In 1903 George was sentenced to seven years imprisonment for crimes he had not committed. The way he coped with imprisonment is surely unusual, but I found it convincing. After a campaign of petitioning from his friends, the Home Office came to the conclusion that the length of the sentence had been excessive and he was released after three years, but without his name being cleared. George and his friends continued to campaign to have his name cleared; and it was at this stage, two thirds through the book, that Arthur took up George’s case. A criticism I have of the book is that there is no satisfactory explanation why he should take up this particular case: the author of the Sherlock Holmes stories had, to his irritation, often been asked to help solve a crime, and it is said that up to this time he had regularly declined. The account of their discussion at their first meeting may be based on documentation, but I don’t find it at all convincing - odd, since nowhere else does Barnes’ dialogue fail in this way.
I have also to say that from that moment onwards, the psychological tension of the novel rather fades away and a detective story takes over, as Arthur acts in a Sherlock Holmes-like way to clear George and to identify the real perpetrator of the crimes.

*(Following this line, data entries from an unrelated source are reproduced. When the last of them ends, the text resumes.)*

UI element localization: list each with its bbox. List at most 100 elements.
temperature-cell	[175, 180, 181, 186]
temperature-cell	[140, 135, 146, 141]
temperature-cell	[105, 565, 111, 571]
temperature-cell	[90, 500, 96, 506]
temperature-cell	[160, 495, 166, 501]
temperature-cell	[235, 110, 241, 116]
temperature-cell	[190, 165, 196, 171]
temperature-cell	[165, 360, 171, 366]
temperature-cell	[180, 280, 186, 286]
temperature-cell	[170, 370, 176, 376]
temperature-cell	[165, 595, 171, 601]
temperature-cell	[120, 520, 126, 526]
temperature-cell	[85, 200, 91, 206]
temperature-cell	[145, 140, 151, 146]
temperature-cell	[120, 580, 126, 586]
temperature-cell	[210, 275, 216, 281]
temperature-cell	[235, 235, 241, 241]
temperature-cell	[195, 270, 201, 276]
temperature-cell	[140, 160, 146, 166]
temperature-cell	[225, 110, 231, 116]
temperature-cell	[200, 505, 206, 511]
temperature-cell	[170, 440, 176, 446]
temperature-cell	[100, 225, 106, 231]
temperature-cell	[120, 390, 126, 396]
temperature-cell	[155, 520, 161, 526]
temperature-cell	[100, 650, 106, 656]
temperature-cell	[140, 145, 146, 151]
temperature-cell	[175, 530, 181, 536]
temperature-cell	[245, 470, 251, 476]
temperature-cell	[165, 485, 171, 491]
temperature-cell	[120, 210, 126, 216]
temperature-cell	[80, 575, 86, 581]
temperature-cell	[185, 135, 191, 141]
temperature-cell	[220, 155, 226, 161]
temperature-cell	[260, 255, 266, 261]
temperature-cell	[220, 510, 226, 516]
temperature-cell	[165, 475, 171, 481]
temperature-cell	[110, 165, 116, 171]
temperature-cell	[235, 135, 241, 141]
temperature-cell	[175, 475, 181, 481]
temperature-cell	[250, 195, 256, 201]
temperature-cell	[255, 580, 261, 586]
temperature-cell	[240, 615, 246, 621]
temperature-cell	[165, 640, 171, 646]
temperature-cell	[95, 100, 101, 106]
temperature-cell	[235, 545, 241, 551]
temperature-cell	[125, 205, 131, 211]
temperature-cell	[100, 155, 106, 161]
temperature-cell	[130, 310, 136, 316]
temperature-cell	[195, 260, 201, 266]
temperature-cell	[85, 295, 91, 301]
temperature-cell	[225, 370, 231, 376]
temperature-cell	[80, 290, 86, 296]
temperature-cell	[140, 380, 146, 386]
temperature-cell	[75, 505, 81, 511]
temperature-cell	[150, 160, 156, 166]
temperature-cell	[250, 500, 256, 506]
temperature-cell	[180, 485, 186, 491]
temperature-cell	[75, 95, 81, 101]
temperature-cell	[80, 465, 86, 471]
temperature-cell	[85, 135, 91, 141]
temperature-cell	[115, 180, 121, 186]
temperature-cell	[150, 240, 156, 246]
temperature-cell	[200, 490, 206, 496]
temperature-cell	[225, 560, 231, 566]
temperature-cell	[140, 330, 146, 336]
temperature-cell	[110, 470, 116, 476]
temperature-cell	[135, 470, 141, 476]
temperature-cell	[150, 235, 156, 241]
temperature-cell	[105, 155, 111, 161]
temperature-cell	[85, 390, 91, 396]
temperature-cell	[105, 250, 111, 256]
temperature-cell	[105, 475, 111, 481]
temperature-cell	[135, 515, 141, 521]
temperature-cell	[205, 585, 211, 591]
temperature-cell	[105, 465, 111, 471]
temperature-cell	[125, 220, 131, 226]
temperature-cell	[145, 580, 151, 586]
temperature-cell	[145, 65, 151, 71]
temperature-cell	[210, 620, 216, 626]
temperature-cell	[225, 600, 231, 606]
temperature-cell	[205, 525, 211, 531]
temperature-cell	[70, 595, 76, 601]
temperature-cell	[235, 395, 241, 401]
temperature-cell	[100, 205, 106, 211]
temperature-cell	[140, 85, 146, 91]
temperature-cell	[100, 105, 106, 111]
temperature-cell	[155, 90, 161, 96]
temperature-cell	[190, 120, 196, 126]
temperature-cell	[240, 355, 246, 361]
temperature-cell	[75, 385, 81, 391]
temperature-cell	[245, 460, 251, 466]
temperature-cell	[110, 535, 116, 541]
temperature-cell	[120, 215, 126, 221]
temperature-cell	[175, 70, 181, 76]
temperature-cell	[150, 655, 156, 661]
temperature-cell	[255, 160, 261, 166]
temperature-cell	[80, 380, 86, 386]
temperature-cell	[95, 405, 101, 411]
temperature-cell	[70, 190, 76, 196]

Thanks to Arthur’s campaign, the Home Office eventually had to give a free pardon (there was as yet no Court of Appeal, and the Edalji case contributed greatly to such a court being set up later in 1907); but did it in a thoroughly weasly way: ensuring that no one was actually blamed for the miscarriage of justice (except, by implication, George himself!), refusing to pay him compensation, and failing also to take any notice of Arthur’s identification of the true criminals leads. All this leads to a let-down towards the end of the book which as a novelist Julian Barnes would surely have liked to avoid but which was forced upon him by the historical facts of the case. The novel does not deal with the anti-climax of the next five years or so, during which Arthur failed to get Captain Anson, the prejudiced Chief Constable of Staffordshire, to pursue the true criminals. Instead, Barnes counteracts this feeling of let-down with a short, spine-tinglingly written final section about the memorial meeting for Conan Doyle (it took the form of a spiritualist s ance in the presence of over a thousand people in the Albert Hall), a quarter of a century after Arthur and George had last met. And on the last two pages of the book there are two unexpected twists to the story.
All this is set against the carefully researched social and political conditions of the period and an understanding of Victorian-Edwardian mores and mind-sets. The whole book, written in a beautifully limpid style, is a magnificent blend of scholarship and imagination. One really cares about the two protagonists as people and, as the story develops, one is kept on tenterhooks as one is by a good thriller. A real treat of a book.